“It’s only half past eight,” Scott said, “and we ought to make the camp tonight if it is there. There’s a good moon. Wasn’t that girl a fright?”

“That’s the way most of them look around here. They nearly all have trachoma. I have seen some pretty ones, but mighty few. Let’s hit it up a little. We don’t want to get to that camp too late, or we can’t get in.”

The pace became too hot to permit of further conversation, and Scott amused himself revising his Indian ideas and speculating on what the Celebration would be like. The spectacle at the cabin had changed his expectations. The long June twilight made the road plain before them till ten o’clock and by that time the moon was high in the heavens. By eleven o’clock they were beginning to think that the sight of that half dollar had led the “beautiful Indian maiden” to invent a lumber camp for the occasion, when they heard the snort of a locomotive at no great distance ahead of them.

“There, by George!” Scott exclaimed. “She was honest, if she was homelier than sin.”

“The next question,” Merton said, “is that locomotive going or coming?”

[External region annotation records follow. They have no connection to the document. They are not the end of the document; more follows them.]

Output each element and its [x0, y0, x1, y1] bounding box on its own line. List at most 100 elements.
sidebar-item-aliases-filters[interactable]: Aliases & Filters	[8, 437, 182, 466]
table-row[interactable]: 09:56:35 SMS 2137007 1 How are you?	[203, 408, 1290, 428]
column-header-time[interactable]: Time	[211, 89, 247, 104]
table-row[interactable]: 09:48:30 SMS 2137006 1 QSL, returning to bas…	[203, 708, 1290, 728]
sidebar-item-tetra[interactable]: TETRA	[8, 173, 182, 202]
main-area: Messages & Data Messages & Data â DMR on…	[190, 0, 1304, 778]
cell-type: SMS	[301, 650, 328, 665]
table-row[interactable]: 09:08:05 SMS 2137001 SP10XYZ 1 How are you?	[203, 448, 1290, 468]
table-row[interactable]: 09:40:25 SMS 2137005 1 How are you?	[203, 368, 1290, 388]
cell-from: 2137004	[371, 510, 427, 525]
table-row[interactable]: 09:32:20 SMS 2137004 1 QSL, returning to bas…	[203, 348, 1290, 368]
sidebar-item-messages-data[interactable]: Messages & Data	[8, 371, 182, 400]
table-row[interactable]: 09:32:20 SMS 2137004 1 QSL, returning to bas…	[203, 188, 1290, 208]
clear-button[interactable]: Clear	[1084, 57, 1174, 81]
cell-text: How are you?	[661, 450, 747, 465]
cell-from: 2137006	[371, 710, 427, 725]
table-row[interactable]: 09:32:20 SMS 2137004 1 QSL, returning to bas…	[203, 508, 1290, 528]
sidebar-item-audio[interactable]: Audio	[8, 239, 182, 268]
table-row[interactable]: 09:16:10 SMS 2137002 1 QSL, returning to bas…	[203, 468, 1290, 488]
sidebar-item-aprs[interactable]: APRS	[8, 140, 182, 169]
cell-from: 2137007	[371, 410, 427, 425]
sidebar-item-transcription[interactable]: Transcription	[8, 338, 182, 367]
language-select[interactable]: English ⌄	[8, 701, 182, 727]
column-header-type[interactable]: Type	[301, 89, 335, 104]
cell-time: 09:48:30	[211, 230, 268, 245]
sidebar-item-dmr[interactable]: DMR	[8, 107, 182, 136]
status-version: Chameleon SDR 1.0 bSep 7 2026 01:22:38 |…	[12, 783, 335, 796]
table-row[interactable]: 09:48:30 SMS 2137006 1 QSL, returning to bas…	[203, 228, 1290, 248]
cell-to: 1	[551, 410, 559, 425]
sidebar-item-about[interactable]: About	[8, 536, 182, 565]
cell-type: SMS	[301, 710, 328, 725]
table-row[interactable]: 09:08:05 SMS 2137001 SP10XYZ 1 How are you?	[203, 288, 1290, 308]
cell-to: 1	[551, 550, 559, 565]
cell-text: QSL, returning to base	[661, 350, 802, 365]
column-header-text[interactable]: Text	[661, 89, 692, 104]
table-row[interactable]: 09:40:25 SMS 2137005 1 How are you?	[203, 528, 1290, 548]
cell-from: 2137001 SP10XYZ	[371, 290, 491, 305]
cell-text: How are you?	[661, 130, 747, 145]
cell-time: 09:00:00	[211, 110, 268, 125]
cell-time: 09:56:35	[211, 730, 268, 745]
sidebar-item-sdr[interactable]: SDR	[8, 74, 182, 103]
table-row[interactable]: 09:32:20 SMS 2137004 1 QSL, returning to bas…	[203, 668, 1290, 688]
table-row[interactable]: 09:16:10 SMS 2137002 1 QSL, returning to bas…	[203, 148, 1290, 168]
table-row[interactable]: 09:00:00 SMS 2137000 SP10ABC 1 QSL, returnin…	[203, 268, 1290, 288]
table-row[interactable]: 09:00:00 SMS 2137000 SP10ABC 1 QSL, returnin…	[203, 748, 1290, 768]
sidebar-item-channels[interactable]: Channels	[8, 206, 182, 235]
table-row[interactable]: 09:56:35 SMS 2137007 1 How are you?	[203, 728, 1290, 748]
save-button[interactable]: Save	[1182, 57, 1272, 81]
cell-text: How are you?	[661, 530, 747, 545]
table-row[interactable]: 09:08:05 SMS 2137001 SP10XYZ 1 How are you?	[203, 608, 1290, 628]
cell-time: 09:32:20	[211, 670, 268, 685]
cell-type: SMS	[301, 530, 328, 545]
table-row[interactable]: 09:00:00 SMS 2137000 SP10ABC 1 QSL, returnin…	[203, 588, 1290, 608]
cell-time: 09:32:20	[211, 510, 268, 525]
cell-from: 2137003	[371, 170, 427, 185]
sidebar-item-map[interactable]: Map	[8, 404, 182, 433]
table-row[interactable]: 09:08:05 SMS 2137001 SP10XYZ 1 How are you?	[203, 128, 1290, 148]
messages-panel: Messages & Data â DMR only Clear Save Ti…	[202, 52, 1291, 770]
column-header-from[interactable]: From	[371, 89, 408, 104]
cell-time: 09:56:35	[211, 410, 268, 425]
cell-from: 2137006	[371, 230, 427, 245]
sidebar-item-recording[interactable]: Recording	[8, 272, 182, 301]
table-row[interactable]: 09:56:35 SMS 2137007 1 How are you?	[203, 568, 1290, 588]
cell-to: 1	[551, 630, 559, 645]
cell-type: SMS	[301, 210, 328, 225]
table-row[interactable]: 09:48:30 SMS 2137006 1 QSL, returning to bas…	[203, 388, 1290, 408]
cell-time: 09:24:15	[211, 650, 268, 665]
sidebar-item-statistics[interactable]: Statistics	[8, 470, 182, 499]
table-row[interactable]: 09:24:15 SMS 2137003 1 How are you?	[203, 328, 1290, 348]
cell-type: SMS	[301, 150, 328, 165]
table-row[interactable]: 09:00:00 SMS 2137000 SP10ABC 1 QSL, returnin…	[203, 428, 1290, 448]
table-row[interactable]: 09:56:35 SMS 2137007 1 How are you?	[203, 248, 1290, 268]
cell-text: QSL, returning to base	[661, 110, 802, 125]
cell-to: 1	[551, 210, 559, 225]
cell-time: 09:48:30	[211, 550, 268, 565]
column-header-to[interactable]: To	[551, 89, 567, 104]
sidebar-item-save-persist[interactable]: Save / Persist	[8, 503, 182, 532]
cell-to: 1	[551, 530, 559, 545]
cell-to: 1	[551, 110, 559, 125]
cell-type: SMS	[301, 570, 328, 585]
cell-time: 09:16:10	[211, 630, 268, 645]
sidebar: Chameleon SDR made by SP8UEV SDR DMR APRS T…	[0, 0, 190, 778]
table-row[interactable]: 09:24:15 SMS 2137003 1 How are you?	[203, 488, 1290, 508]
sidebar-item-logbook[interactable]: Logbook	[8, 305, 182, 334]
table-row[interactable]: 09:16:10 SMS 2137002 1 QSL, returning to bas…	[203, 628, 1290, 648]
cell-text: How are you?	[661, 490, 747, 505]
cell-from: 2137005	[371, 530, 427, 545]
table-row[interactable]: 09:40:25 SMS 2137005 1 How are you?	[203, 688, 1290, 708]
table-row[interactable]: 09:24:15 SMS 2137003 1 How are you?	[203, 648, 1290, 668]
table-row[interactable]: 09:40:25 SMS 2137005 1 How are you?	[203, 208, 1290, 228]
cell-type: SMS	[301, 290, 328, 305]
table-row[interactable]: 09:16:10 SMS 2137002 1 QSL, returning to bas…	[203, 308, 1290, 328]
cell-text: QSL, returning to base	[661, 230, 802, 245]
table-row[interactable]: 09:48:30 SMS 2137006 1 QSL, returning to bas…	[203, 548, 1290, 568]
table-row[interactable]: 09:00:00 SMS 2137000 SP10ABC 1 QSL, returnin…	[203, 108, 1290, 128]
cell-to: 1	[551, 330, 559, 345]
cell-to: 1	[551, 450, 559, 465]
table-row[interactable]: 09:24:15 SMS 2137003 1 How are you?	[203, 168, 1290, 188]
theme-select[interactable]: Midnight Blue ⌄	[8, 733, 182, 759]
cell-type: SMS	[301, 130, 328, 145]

The sound had ceased, and they hurried forward to investigate. They found that it was only the “swipe” cleaning out the engine. They could see his figure flitting here and there around the engine in the dim light of a lantern. He heard them coming and stopped to see who it was—the camp had been asleep for two hours. When he saw their packs he took them for lumberjacks looking for a job.

“Nothing doing here,” he growled, without further greeting. “The camp’s full up, and the boss has a waiting list.”

“He’s lucky,” Merton commented. “We’re not looking for jobs. We’re trying to get to White Earth. Will there be any train out in that direction in the morning?”

“Five o’clock,” the man growled, “if I can get this old teakettle cleaned out by that time. Where did you come from?” In the daytime he would probably have ignored their existence, but the loneliness of the night and his curiosity made him sociable.

“Itasca Park,” Merton answered. “How near will the train take us to White Earth?”